We currently have a president who distills this world into digestible bites for you. He literally calls out who he deems to be “good” and “bad” and in a world where we can feel overwhelmed shopping for groceries, or clothes, where the money that we may have earned working for a bank that invests a portion of its funds in oil companies that have dodged environmental regulations, where our strawberries were reliant on undocumented labor and our artichokes were flown in from Chile with a larger carbon footprint and more globe trotting experience than we’re managed in the last ten years, when our clothes were purchased through the labor of women in Cambodia or Malaysia because China’s labor costs have risen, women who will never own clothing as expensive as the items they make, who work in cramped, un-ventillated quarters and who know that if they don’t show up for work, they will be replaced. When we know that our land was once lived on by generations of Native Americans and we don’t really want to know the full history of which tribe. Because we are exhausted trying to do our very best today and to figure out how to take care of what feels manageable today and the people shunning you for not caring have set their own limits on how much they can care and they’ve erected that fence and set you outside of it.

The world is more complicated than Trump pretends that it is and it’s more complicated than most of us can comfortably acknowledge on a daily basis. It’s not all clear cut lines and pretending that it is will lead us to the wrong conclusions. I know a number of you and, sure, there are some conservatives out there who are holding to their flags and screaming, but there are a lot of you who are just trying to do your best and this is what your best looks like right now. I want to let you know that I’m here with you – every bit as much as I am here with my friends who are black or LatinX or gay or straight or the admittedly majority of my friends who are white and straight. I’m just going to ask you to try to let go of that anger that you’re feeling toward the media, toward the injustice that you see, toward the hypocrisy – that you take a step away from it for a moment and that we all admit that we’re scared.

But we don’t have to be scared of one another.

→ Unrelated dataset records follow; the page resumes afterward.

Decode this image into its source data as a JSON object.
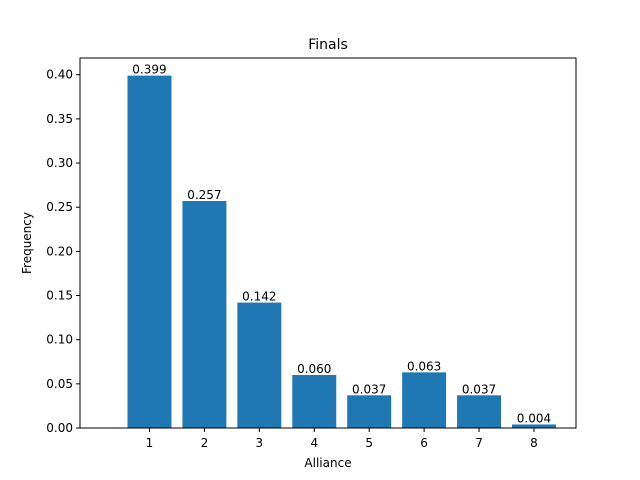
{
  "chart_data": {
    "type": "bar",
    "title": "Finals",
    "xlabel": "Alliance",
    "ylabel": "Frequency",
    "categories": [
      "1",
      "2",
      "3",
      "4",
      "5",
      "6",
      "7",
      "8"
    ],
    "values": [
      0.399,
      0.257,
      0.142,
      0.06,
      0.037,
      0.063,
      0.037,
      0.004
    ],
    "data_labels": [
      "0.399",
      "0.257",
      "0.142",
      "0.060",
      "0.037",
      "0.063",
      "0.037",
      "0.004"
    ],
    "yticks": [
      0.0,
      0.05,
      0.1,
      0.15,
      0.2,
      0.25,
      0.3,
      0.35,
      0.4
    ],
    "ytick_labels": [
      "0.00",
      "0.05",
      "0.10",
      "0.15",
      "0.20",
      "0.25",
      "0.30",
      "0.35",
      "0.40"
    ],
    "ylim": [
      0,
      0.41895
    ],
    "grid": false,
    "bar_color": "#1f77b4"
  }
}
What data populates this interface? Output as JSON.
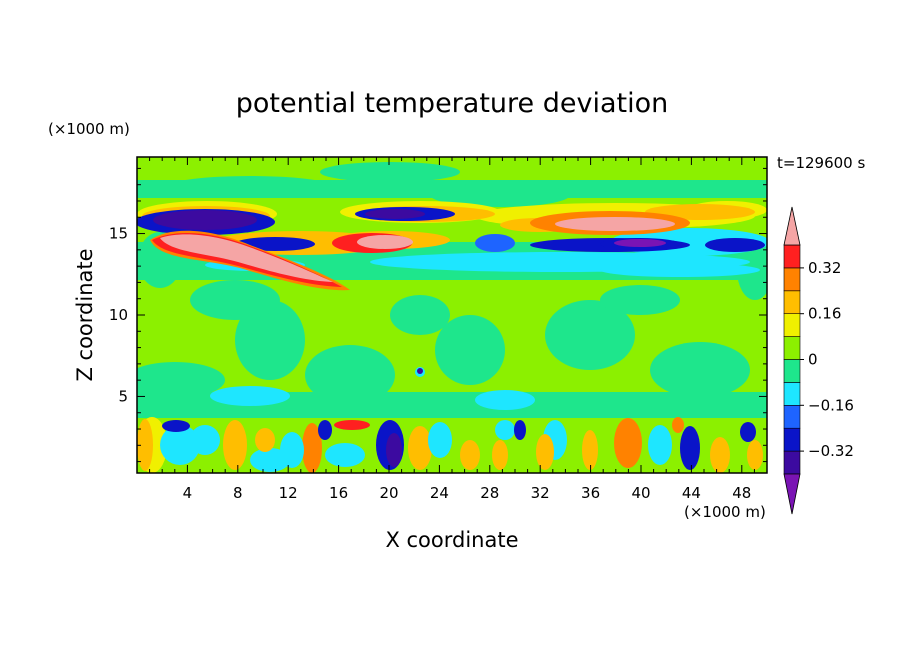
{
  "chart_data": {
    "type": "heatmap",
    "title": "potential temperature deviation",
    "xlabel": "X coordinate",
    "ylabel": "Z coordinate",
    "x_unit": "(×1000 m)",
    "y_unit": "(×1000 m)",
    "time_label": "t=129600 s",
    "xlim": [
      0,
      50
    ],
    "ylim": [
      0.3,
      19.7
    ],
    "x_ticks": [
      "4",
      "8",
      "12",
      "16",
      "20",
      "24",
      "28",
      "32",
      "36",
      "40",
      "44",
      "48"
    ],
    "x_tick_values": [
      4,
      8,
      12,
      16,
      20,
      24,
      28,
      32,
      36,
      40,
      44,
      48
    ],
    "y_ticks": [
      "5",
      "10",
      "15"
    ],
    "y_tick_values": [
      5,
      10,
      15
    ],
    "colorbar": {
      "levels": [
        -0.48,
        -0.4,
        -0.32,
        -0.24,
        -0.16,
        -0.08,
        0,
        0.08,
        0.16,
        0.24,
        0.32,
        0.4,
        0.48
      ],
      "labels": [
        "0.32",
        "0.16",
        "0",
        "−0.16",
        "−0.32"
      ],
      "label_values": [
        0.32,
        0.16,
        0,
        -0.16,
        -0.32
      ],
      "colors": [
        "#7a14b4",
        "#3c0aa0",
        "#0a14c8",
        "#1e64ff",
        "#1ee6ff",
        "#1ee68c",
        "#8cf000",
        "#f0f000",
        "#ffbe00",
        "#ff8200",
        "#ff2020",
        "#f5a5a5"
      ]
    },
    "features": [
      {
        "x": 6.2,
        "z": 16.0,
        "value": -0.42
      },
      {
        "x": 7.5,
        "z": 13.6,
        "value": 0.46
      },
      {
        "x": 4.5,
        "z": 14.8,
        "value": 0.36
      },
      {
        "x": 22.0,
        "z": 14.7,
        "value": 0.44
      },
      {
        "x": 20.5,
        "z": 16.3,
        "value": -0.38
      },
      {
        "x": 39.0,
        "z": 15.7,
        "value": 0.46
      },
      {
        "x": 40.0,
        "z": 14.5,
        "value": -0.36
      },
      {
        "x": 44.0,
        "z": 16.4,
        "value": 0.34
      },
      {
        "x": 27.0,
        "z": 14.4,
        "value": -0.26
      },
      {
        "x": 45.0,
        "z": 14.3,
        "value": -0.32
      },
      {
        "x": 10.0,
        "z": 14.0,
        "value": -0.3
      },
      {
        "x": 35.0,
        "z": 13.0,
        "value": -0.08
      },
      {
        "x": 20.0,
        "z": 1.5,
        "value": -0.46
      },
      {
        "x": 44.5,
        "z": 2.0,
        "value": -0.35
      },
      {
        "x": 39.0,
        "z": 2.5,
        "value": 0.26
      },
      {
        "x": 3.5,
        "z": 3.0,
        "value": -0.32
      },
      {
        "x": 16.0,
        "z": 3.2,
        "value": 0.3
      },
      {
        "x": 30.5,
        "z": 2.8,
        "value": -0.32
      },
      {
        "x": 23.0,
        "z": 1.8,
        "value": 0.2
      },
      {
        "x": 9.5,
        "z": 2.0,
        "value": 0.2
      },
      {
        "x": 5.0,
        "z": 6.0,
        "value": -0.07
      },
      {
        "x": 26.0,
        "z": 8.0,
        "value": -0.06
      },
      {
        "x": 40.0,
        "z": 9.0,
        "value": -0.06
      },
      {
        "x": 12.0,
        "z": 10.5,
        "value": -0.05
      },
      {
        "x": 30.0,
        "z": 18.5,
        "value": -0.05
      }
    ]
  }
}
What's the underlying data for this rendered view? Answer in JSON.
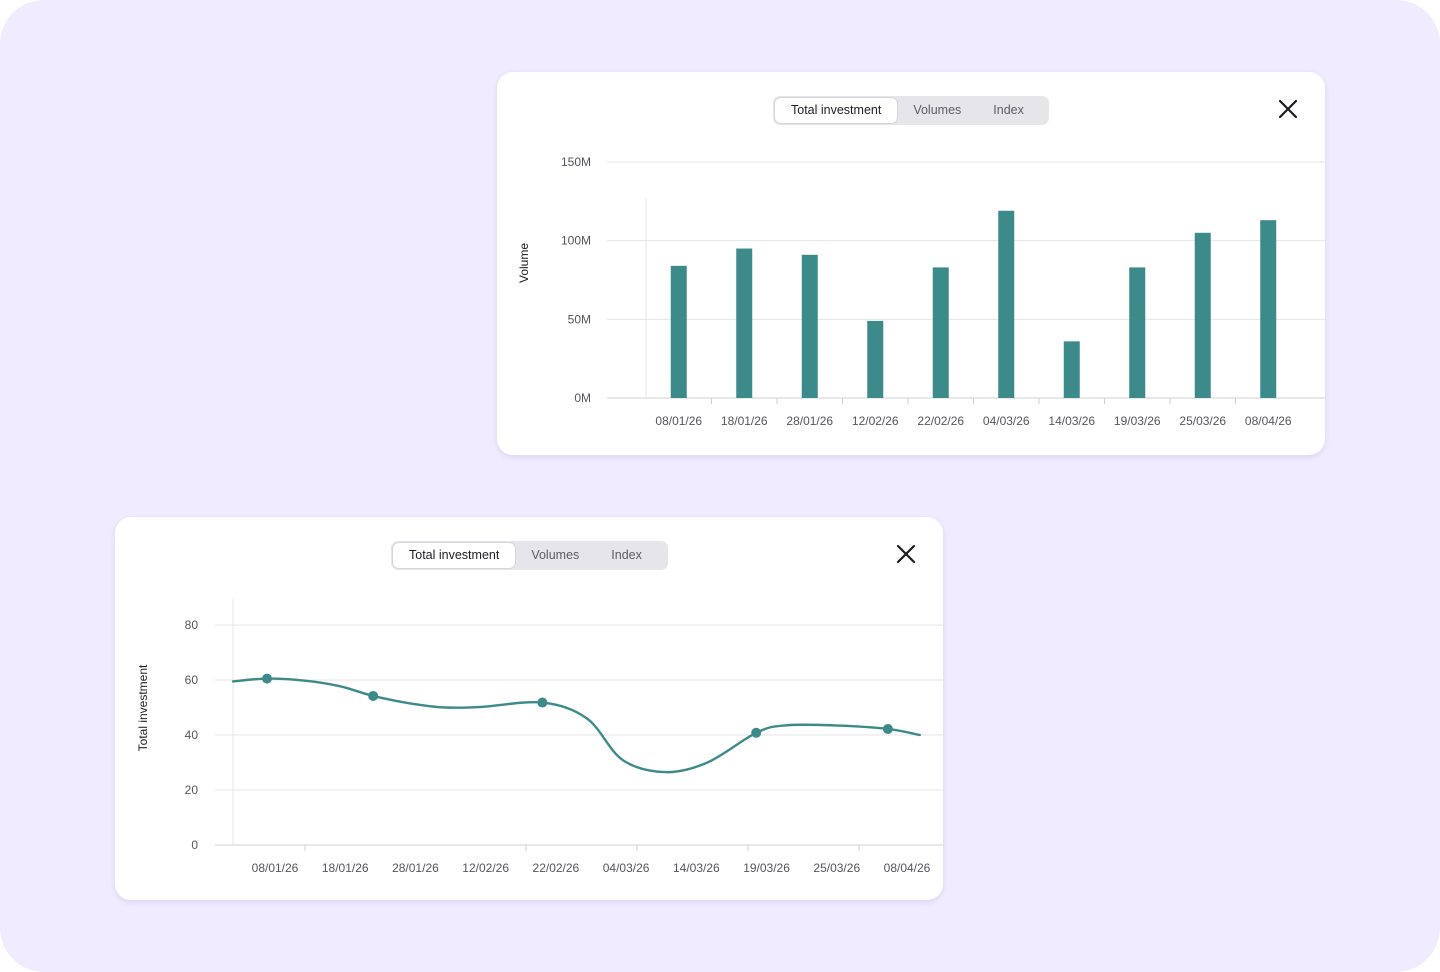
{
  "colors": {
    "background": "#f0ebff",
    "card": "#ffffff",
    "series": "#3d8a8a",
    "grid": "#e4e4e8",
    "tab_track": "#e6e6ea"
  },
  "top_panel": {
    "tabs": [
      {
        "label": "Total investment",
        "active": true
      },
      {
        "label": "Volumes",
        "active": false
      },
      {
        "label": "Index",
        "active": false
      }
    ],
    "close_icon": "close-icon"
  },
  "bottom_panel": {
    "tabs": [
      {
        "label": "Total investment",
        "active": true
      },
      {
        "label": "Volumes",
        "active": false
      },
      {
        "label": "Index",
        "active": false
      }
    ],
    "close_icon": "close-icon"
  },
  "chart_data": [
    {
      "type": "bar",
      "ylabel": "Volume",
      "ylim": [
        0,
        150
      ],
      "yticks": [
        0,
        50,
        100,
        150
      ],
      "ytick_labels": [
        "0M",
        "50M",
        "100M",
        "150M"
      ],
      "grid": true,
      "categories": [
        "08/01/26",
        "18/01/26",
        "28/01/26",
        "12/02/26",
        "22/02/26",
        "04/03/26",
        "14/03/26",
        "19/03/26",
        "25/03/26",
        "08/04/26"
      ],
      "values": [
        84,
        95,
        91,
        49,
        83,
        119,
        36,
        83,
        105,
        113
      ]
    },
    {
      "type": "line",
      "ylabel": "Total investment",
      "ylim": [
        0,
        80
      ],
      "yticks": [
        0,
        20,
        40,
        60,
        80
      ],
      "grid": true,
      "x_labels": [
        "08/01/26",
        "18/01/26",
        "28/01/26",
        "12/02/26",
        "22/02/26",
        "04/03/26",
        "14/03/26",
        "19/03/26",
        "25/03/26",
        "08/04/26"
      ],
      "x_range": [
        0,
        10
      ],
      "line": [
        {
          "x": 0.0,
          "y": 59.5
        },
        {
          "x": 0.48,
          "y": 60.5
        },
        {
          "x": 1.0,
          "y": 59.8
        },
        {
          "x": 1.5,
          "y": 57.8
        },
        {
          "x": 1.98,
          "y": 54.2
        },
        {
          "x": 2.5,
          "y": 51.5
        },
        {
          "x": 3.0,
          "y": 50.0
        },
        {
          "x": 3.5,
          "y": 50.2
        },
        {
          "x": 4.37,
          "y": 51.8
        },
        {
          "x": 5.0,
          "y": 46.0
        },
        {
          "x": 5.5,
          "y": 31.0
        },
        {
          "x": 6.1,
          "y": 26.5
        },
        {
          "x": 6.7,
          "y": 30.0
        },
        {
          "x": 7.39,
          "y": 40.8
        },
        {
          "x": 7.8,
          "y": 43.5
        },
        {
          "x": 8.5,
          "y": 43.5
        },
        {
          "x": 9.25,
          "y": 42.2
        },
        {
          "x": 9.7,
          "y": 40.0
        }
      ],
      "markers": [
        {
          "x": 0.48,
          "y": 60.5
        },
        {
          "x": 1.98,
          "y": 54.2
        },
        {
          "x": 4.37,
          "y": 51.8
        },
        {
          "x": 7.39,
          "y": 40.8
        },
        {
          "x": 9.25,
          "y": 42.2
        }
      ]
    }
  ]
}
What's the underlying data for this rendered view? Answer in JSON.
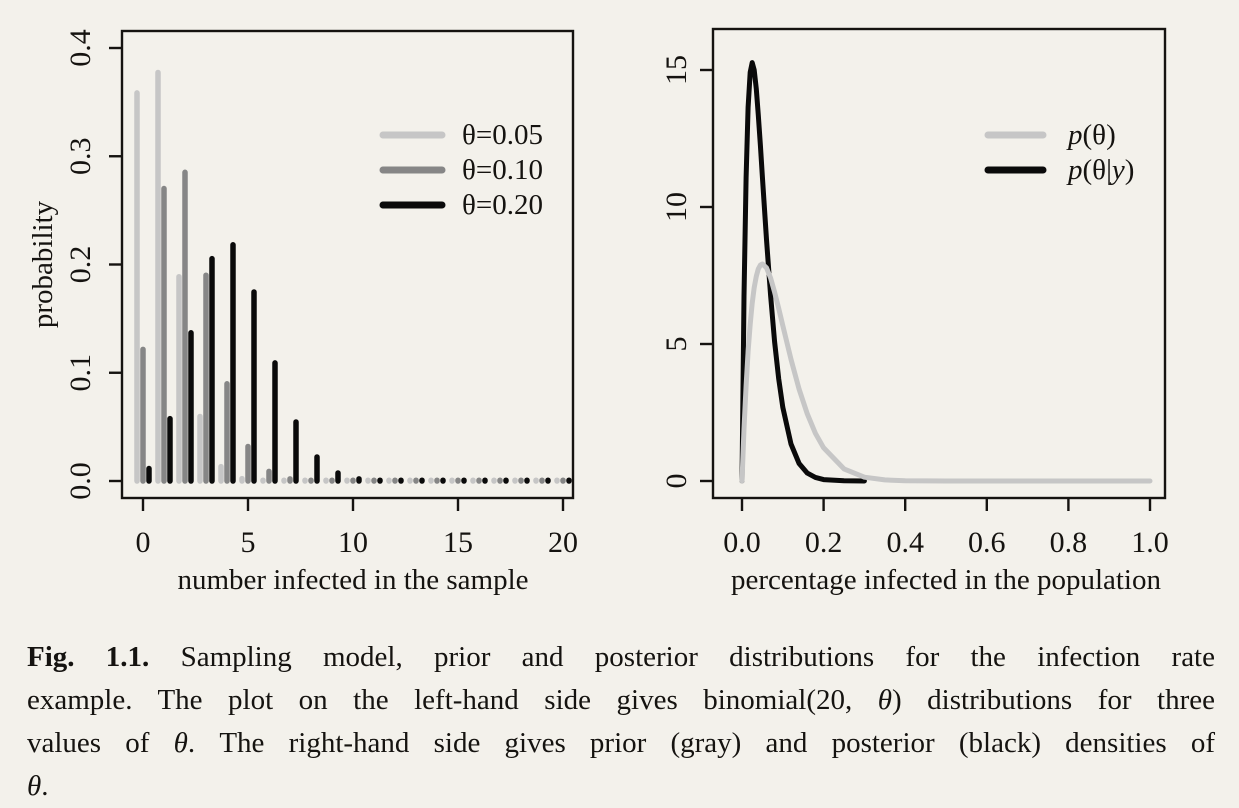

And, dear liberal friends – for those of you who are upset that Joe Biden isn’t progressive enough, that Kamala Harris was a DA and then Attorney General and that her tough on crime background disappoints you and who feel betrayed by the left again since Bernie was your guy and you think he was iced out of the nomination again, and who feel disoriented and betrayed by the inclusion of Republicans in the DNC, kindly, GET OVER YOURSELVES. Pretty, pretty please. Our next president needs – correction, we all need a national leader who can stand before the American people as a whole, who can acknowledge our differences and begin to weave us back together. The progressive wing of the Democratic Party does not represent the majority of this country and while it’s easy to believe that it does, or it “should” from the comfort of our homes in Marin County, Marin County and San Francisco are not representative of the nation as a whole and we need to shake off our myopic pride and help ourselves and our fellow citizens step back from the edge of this cliff with understanding. It’s a good thing that Joe Biden isn’t as radical some of us might want him to be. It’s a good thing that Kamala Harris has a law enforcement background; do you think that a Democrat from California would belong on a national ticket otherwise? It’s an incredible thing that so many life-long Republicans had the guts and the ethical commitment and patriotism to break ranks and speak at the Democratic National Convention. They are all answering the moment. We need to as well.